The Organics Aotearoa New Zealand market report highlighted the 346per cent increase in food sales globally since 2000, with total sales now accounting for US$80 billion of value.
In New Zealand the area classed as organics is 74,000ha, about 0.5 per cent of the farmed area, averaging $33,000 a hectare in gross export earnings last year.
Organics Aotearoa chief executive Brendan Hoare said his early days in landscape design extended into helping "hapless hippies" who had moved to the country wanting a better life by farming a small block organically.
"We used to end up helping them avoid divorce by doing a management plan for their block.
There was, and sometimes still is, a bit of a disconnect there between what people think organics involved, and the reality of making an organic operation work, and pay its way."
However in the past 20 years the infrastructure to support the sector has grown. Where once growers may have had to make their own organic fertiliser for example, certified manufacturers now provide a range of products and treatments.

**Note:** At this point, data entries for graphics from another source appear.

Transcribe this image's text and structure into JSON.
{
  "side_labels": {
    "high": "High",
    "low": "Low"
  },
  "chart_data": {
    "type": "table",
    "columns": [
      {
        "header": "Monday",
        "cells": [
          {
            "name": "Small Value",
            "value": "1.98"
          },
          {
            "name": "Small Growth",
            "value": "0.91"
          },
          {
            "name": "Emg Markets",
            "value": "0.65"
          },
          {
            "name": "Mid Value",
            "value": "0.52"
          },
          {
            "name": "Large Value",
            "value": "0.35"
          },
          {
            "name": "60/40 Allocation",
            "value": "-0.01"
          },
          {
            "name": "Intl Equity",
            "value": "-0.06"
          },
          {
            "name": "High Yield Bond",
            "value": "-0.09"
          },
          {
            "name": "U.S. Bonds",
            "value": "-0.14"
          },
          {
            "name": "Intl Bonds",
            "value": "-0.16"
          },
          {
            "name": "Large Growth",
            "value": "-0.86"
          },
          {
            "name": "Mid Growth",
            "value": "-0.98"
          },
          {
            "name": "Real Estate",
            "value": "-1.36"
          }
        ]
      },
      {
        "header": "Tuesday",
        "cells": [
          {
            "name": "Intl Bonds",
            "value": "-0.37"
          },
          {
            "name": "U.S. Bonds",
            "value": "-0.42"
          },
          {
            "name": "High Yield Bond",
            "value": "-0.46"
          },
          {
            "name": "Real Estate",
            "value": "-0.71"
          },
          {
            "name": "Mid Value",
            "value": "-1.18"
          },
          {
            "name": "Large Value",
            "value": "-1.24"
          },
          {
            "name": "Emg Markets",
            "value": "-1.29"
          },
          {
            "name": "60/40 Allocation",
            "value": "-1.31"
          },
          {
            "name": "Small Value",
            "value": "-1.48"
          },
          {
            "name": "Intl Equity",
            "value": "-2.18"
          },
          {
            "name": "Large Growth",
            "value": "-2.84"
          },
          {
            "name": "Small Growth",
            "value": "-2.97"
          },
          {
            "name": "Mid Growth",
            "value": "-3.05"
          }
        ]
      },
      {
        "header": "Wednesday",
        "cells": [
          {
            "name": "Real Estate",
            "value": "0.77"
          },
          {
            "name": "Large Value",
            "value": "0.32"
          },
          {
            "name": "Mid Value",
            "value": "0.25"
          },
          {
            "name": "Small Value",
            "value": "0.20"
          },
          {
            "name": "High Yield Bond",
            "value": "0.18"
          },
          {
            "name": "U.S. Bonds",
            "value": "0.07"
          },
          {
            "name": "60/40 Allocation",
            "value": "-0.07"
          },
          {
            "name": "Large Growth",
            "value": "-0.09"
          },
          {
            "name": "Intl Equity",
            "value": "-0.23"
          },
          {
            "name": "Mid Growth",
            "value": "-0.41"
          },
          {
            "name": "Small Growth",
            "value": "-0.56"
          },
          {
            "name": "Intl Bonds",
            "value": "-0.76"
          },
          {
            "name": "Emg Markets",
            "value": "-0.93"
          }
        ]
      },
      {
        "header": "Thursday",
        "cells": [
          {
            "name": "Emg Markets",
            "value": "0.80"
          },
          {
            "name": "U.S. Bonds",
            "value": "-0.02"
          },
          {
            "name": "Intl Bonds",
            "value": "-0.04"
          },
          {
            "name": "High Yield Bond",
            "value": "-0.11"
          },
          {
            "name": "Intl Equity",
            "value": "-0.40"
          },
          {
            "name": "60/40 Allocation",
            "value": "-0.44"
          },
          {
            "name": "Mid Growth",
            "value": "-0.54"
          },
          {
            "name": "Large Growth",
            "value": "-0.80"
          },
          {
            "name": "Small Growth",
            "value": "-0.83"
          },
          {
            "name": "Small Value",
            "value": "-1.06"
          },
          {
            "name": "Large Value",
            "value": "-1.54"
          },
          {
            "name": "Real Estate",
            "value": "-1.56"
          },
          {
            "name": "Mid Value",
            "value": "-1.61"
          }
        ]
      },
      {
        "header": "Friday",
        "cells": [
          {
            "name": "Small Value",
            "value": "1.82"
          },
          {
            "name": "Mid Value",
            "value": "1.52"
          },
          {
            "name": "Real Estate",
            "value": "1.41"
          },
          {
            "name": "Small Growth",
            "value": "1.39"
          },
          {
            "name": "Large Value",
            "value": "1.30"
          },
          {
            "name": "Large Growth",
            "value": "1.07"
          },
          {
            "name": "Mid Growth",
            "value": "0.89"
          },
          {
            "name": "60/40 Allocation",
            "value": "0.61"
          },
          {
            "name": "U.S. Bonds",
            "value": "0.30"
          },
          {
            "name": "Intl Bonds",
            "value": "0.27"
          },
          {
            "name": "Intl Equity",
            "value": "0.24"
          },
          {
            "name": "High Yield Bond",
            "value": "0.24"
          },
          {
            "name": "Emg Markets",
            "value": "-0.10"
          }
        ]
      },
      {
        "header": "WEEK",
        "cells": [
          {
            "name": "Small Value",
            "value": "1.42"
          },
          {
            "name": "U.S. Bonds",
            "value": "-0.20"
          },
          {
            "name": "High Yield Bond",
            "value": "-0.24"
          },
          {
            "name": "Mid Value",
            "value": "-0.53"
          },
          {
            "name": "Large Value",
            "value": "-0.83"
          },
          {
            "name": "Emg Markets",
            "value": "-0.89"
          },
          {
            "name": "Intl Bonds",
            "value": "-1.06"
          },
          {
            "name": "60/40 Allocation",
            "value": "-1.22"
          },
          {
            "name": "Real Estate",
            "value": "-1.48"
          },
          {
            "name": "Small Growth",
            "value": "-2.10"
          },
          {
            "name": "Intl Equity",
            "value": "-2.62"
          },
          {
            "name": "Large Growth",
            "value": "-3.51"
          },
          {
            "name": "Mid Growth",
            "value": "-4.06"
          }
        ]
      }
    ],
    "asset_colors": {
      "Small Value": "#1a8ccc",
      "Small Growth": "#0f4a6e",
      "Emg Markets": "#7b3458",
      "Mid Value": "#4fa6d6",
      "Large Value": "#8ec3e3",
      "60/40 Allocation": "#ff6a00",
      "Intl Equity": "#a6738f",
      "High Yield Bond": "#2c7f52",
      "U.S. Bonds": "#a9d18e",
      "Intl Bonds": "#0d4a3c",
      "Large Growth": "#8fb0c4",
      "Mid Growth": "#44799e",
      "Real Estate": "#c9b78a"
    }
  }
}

Interest in organics as a land use option for dairying has also lifted in recent months thanks to Fonterra's announcement it would pay North Island organic suppliers a whopping $9.20/kg milk solids, more than double what conventional suppliers were anticipating for the season.
The global market for organic dairy products is projected to grow by 12 per cent a year, according to the Organics Aotearoa NZ 2016 organic sector report.
Meanwhile the Organic Dairy Hub Co-operative (Dairy Hub NZ) is forecasting payment of $8/kg MS for the coming season to farmers supplying it with milk.